As my family and I have worked through the grieving process, I've said all along what I've said time and again to others, that it may very well be that the process by the time we get through it closes the window. I've concluded it has closed.

There’s another very good reason Biden may have decided to pass on 2016, though. And it has everything to do with pragmatism, realism, and his enduring political legacy. Simply put, on the basis of current polls and projections, and the likely impact Biden would’ve had on what’s now a two-way race between Democratic frontrunner Hillary Clinton and hard-charging underdog Bernie Sanders, it’s highly unlikely that he would’ve won the nomination.

Getting into a presidential race as a young up-and-comer to generate some attention and familiarity might’ve been one thing. But Biden is 73 now, and will be 74 on election day. He’s well past the point in his career where anything but a legitimate shot to win is worth enduring another national campaign.

And although Biden's prospects have been boosted by his years in the White House, the last time he ran for president, it went pretty disastrously.

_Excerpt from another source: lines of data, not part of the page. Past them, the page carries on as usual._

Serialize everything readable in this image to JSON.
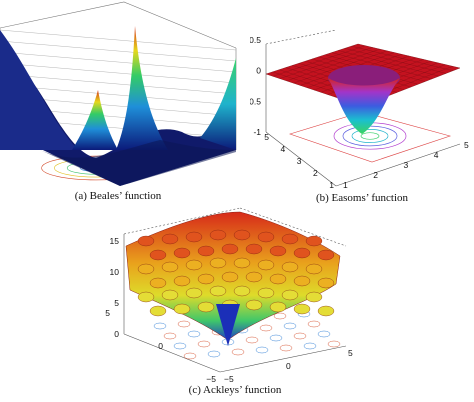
{
  "figure": {
    "captions": {
      "a": "(a) Beales’ function",
      "b": "(b) Easoms’ function",
      "c": "(c) Ackleys’ function"
    }
  },
  "chart_data": [
    {
      "panel": "a",
      "type": "surface",
      "title": "",
      "function": "Beale",
      "tick_labels": {}
    },
    {
      "panel": "b",
      "type": "surface",
      "title": "",
      "function": "Easom",
      "zlim": [
        -1,
        0.5
      ],
      "tick_labels": {
        "z": [
          "0.5",
          "0",
          "-0.5",
          "-1"
        ],
        "x": [
          "1",
          "2",
          "3",
          "4",
          "5"
        ],
        "y": [
          "1",
          "2",
          "3",
          "4",
          "5"
        ]
      }
    },
    {
      "panel": "c",
      "type": "surface",
      "title": "",
      "function": "Ackley",
      "zlim": [
        0,
        15
      ],
      "tick_labels": {
        "z": [
          "15",
          "10",
          "5",
          "0"
        ],
        "x": [
          "−5",
          "0",
          "5"
        ],
        "y": [
          "5",
          "0",
          "−5"
        ]
      }
    }
  ]
}
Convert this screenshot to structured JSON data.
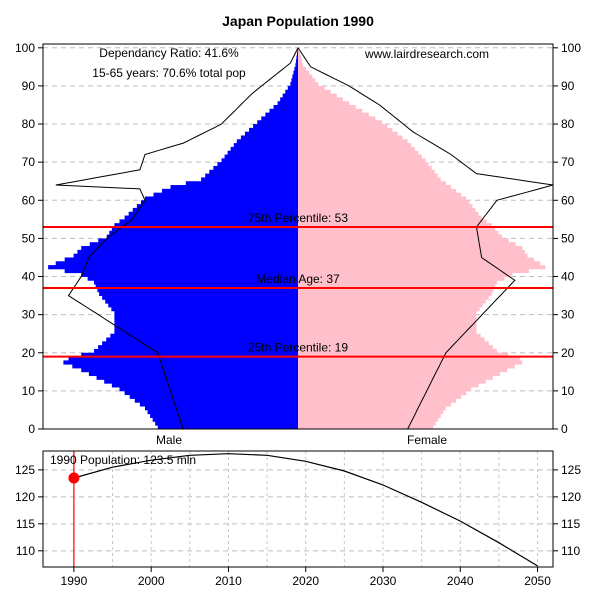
{
  "chart_data": [
    {
      "type": "bar",
      "subtype": "population-pyramid",
      "title": "Japan Population 1990",
      "annotations": {
        "dependency_ratio": "Dependancy Ratio: 41.6%",
        "working_age": "15-65 years: 70.6% total pop",
        "source": "www.lairdresearch.com"
      },
      "xlabel_left": "Male",
      "xlabel_right": "Female",
      "ylim": [
        0,
        101
      ],
      "yticks": [
        "0",
        "10",
        "20",
        "30",
        "40",
        "50",
        "60",
        "70",
        "80",
        "90",
        "100"
      ],
      "grid": true,
      "percentile_lines": [
        {
          "label": "75th Percentile: 53",
          "age": 53
        },
        {
          "label": "Median Age: 37",
          "age": 37
        },
        {
          "label": "25th Percentile: 19",
          "age": 19
        }
      ],
      "line_color": "#ff0000",
      "series": [
        {
          "color": "#0000ff"
        },
        {
          "color": "#ffc0cb"
        }
      ],
      "age_bin_anchors": [
        0,
        5,
        10,
        15,
        17,
        18,
        20,
        25,
        30,
        35,
        38,
        40,
        42,
        43,
        45,
        47,
        50,
        53,
        55,
        60,
        63,
        65,
        70,
        75,
        80,
        85,
        90,
        95,
        100
      ],
      "male_anchors": [
        0.55,
        0.6,
        0.7,
        0.85,
        0.92,
        0.9,
        0.8,
        0.72,
        0.72,
        0.78,
        0.8,
        0.85,
        0.98,
        0.95,
        0.88,
        0.85,
        0.75,
        0.72,
        0.68,
        0.6,
        0.5,
        0.38,
        0.3,
        0.24,
        0.16,
        0.08,
        0.03,
        0.01,
        0.0
      ],
      "female_anchors": [
        0.53,
        0.58,
        0.68,
        0.82,
        0.88,
        0.87,
        0.78,
        0.7,
        0.7,
        0.76,
        0.78,
        0.84,
        0.97,
        0.95,
        0.9,
        0.88,
        0.8,
        0.76,
        0.72,
        0.66,
        0.6,
        0.56,
        0.5,
        0.43,
        0.33,
        0.2,
        0.08,
        0.02,
        0.0
      ],
      "outline_male_anchors": [
        [
          0,
          0.45
        ],
        [
          20,
          0.55
        ],
        [
          35,
          0.9
        ],
        [
          40,
          0.85
        ],
        [
          45,
          0.82
        ],
        [
          50,
          0.75
        ],
        [
          55,
          0.65
        ],
        [
          60,
          0.6
        ],
        [
          63,
          0.62
        ],
        [
          64,
          0.95
        ],
        [
          68,
          0.62
        ],
        [
          72,
          0.6
        ],
        [
          75,
          0.45
        ],
        [
          80,
          0.3
        ],
        [
          88,
          0.18
        ],
        [
          96,
          0.03
        ],
        [
          100,
          0.0
        ]
      ],
      "outline_female_anchors": [
        [
          0,
          0.43
        ],
        [
          20,
          0.58
        ],
        [
          39,
          0.85
        ],
        [
          45,
          0.72
        ],
        [
          53,
          0.7
        ],
        [
          60,
          0.78
        ],
        [
          64,
          1.0
        ],
        [
          67,
          0.7
        ],
        [
          72,
          0.6
        ],
        [
          78,
          0.45
        ],
        [
          85,
          0.32
        ],
        [
          90,
          0.2
        ],
        [
          95,
          0.05
        ],
        [
          100,
          0.0
        ]
      ]
    },
    {
      "type": "line",
      "title": "1990 Population: 123.5 mln",
      "x": [
        1990,
        1995,
        2000,
        2005,
        2010,
        2015,
        2020,
        2025,
        2030,
        2035,
        2040,
        2045,
        2050
      ],
      "y": [
        123.5,
        125.5,
        126.8,
        127.7,
        128.0,
        127.7,
        126.6,
        124.8,
        122.2,
        119.0,
        115.5,
        111.5,
        107.2
      ],
      "xlim": [
        1986,
        2052
      ],
      "ylim": [
        107,
        128.5
      ],
      "xticks": [
        "1990",
        "2000",
        "2010",
        "2020",
        "2030",
        "2040",
        "2050"
      ],
      "yticks": [
        "110",
        "115",
        "120",
        "125"
      ],
      "highlight_point": {
        "x": 1990,
        "y": 123.5
      },
      "highlight_color": "#ff0000",
      "grid": true
    }
  ]
}
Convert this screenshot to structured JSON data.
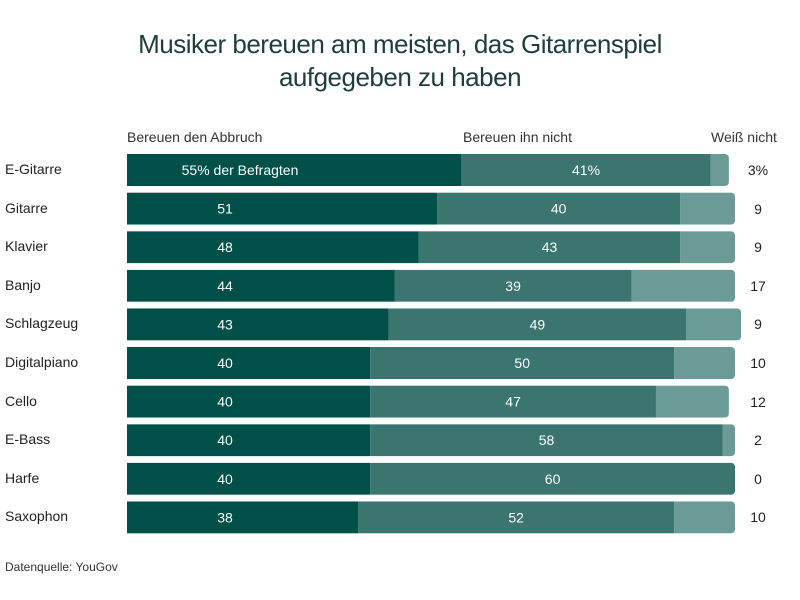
{
  "chart_data": {
    "type": "bar",
    "orientation": "horizontal",
    "stacked": true,
    "title": "Musiker bereuen am meisten, das Gitarrenspiel aufgegeben zu haben",
    "title_lines": [
      "Musiker bereuen am meisten, das Gitarrenspiel",
      "aufgegeben zu haben"
    ],
    "categories": [
      "E-Gitarre",
      "Gitarre",
      "Klavier",
      "Banjo",
      "Schlagzeug",
      "Digitalpiano",
      "Cello",
      "E-Bass",
      "Harfe",
      "Saxophon"
    ],
    "series": [
      {
        "name": "Bereuen den Abbruch",
        "values": [
          55,
          51,
          48,
          44,
          43,
          40,
          40,
          40,
          40,
          38
        ],
        "color": "#00504a"
      },
      {
        "name": "Bereuen ihn nicht",
        "values": [
          41,
          40,
          43,
          39,
          49,
          50,
          47,
          58,
          60,
          52
        ],
        "color": "#3a756f"
      },
      {
        "name": "Weiß nicht",
        "values": [
          3,
          9,
          9,
          17,
          9,
          10,
          12,
          2,
          0,
          10
        ],
        "color": "#6b9b96"
      }
    ],
    "first_row_labels": [
      "55% der Befragten",
      "41%",
      "3%"
    ],
    "unit": "%",
    "xlim": [
      0,
      100
    ],
    "grid": false,
    "legend": "top"
  },
  "source": "Datenquelle: YouGov"
}
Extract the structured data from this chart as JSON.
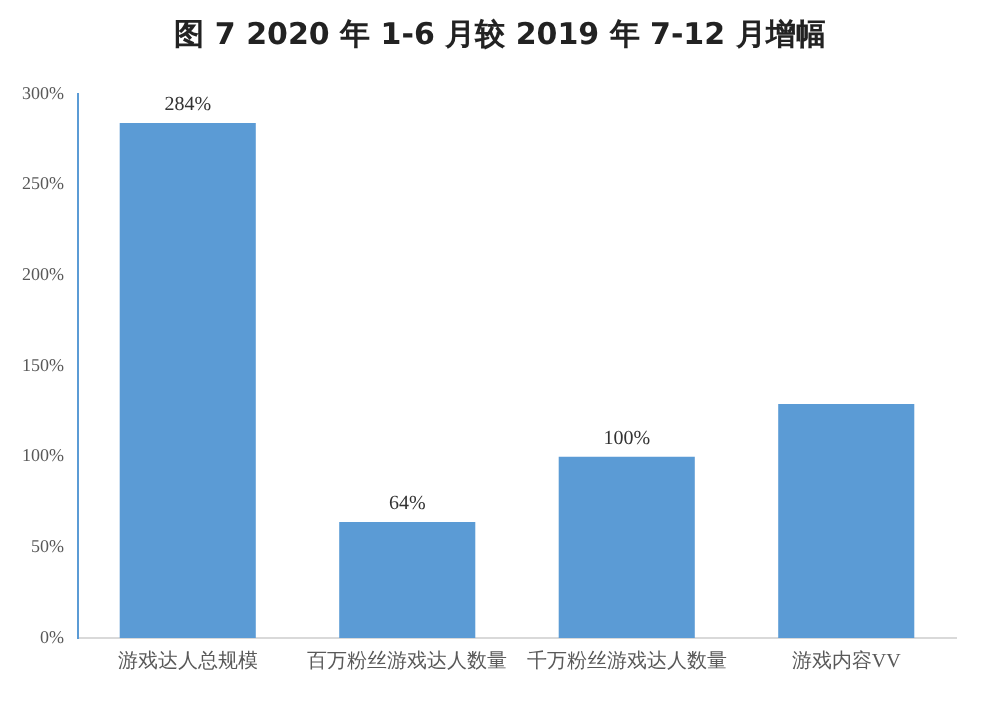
{
  "chart_data": {
    "type": "bar",
    "title": "图 7   2020 年 1-6 月较 2019 年 7-12 月增幅",
    "categories": [
      "游戏达人总规模",
      "百万粉丝游戏达人数量",
      "千万粉丝游戏达人数量",
      "游戏内容VV"
    ],
    "values": [
      284,
      64,
      100,
      129
    ],
    "value_labels": [
      "284%",
      "64%",
      "100%",
      null
    ],
    "color": "#5b9bd5",
    "ylim": [
      0,
      300
    ],
    "yticks": [
      {
        "value": 0,
        "label": "0%"
      },
      {
        "value": 50,
        "label": "50%"
      },
      {
        "value": 100,
        "label": "100%"
      },
      {
        "value": 150,
        "label": "150%"
      },
      {
        "value": 200,
        "label": "200%"
      },
      {
        "value": 250,
        "label": "250%"
      },
      {
        "value": 300,
        "label": "300%"
      }
    ],
    "grid": false,
    "legend": false
  }
}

He ultimately dropped out of the 2008 race after winning less than one percent of the vote in the Iowa caucus. Frankly, his influence and political legacy can only benefit by his not running. Now, he’ll be remembered for his statesmanlike tenure as VP, rather than for a potentially protracted, divisive primary contest. Simply put, as disappointed as a lot of people are, this was the right decision for Biden ― both personally and politically.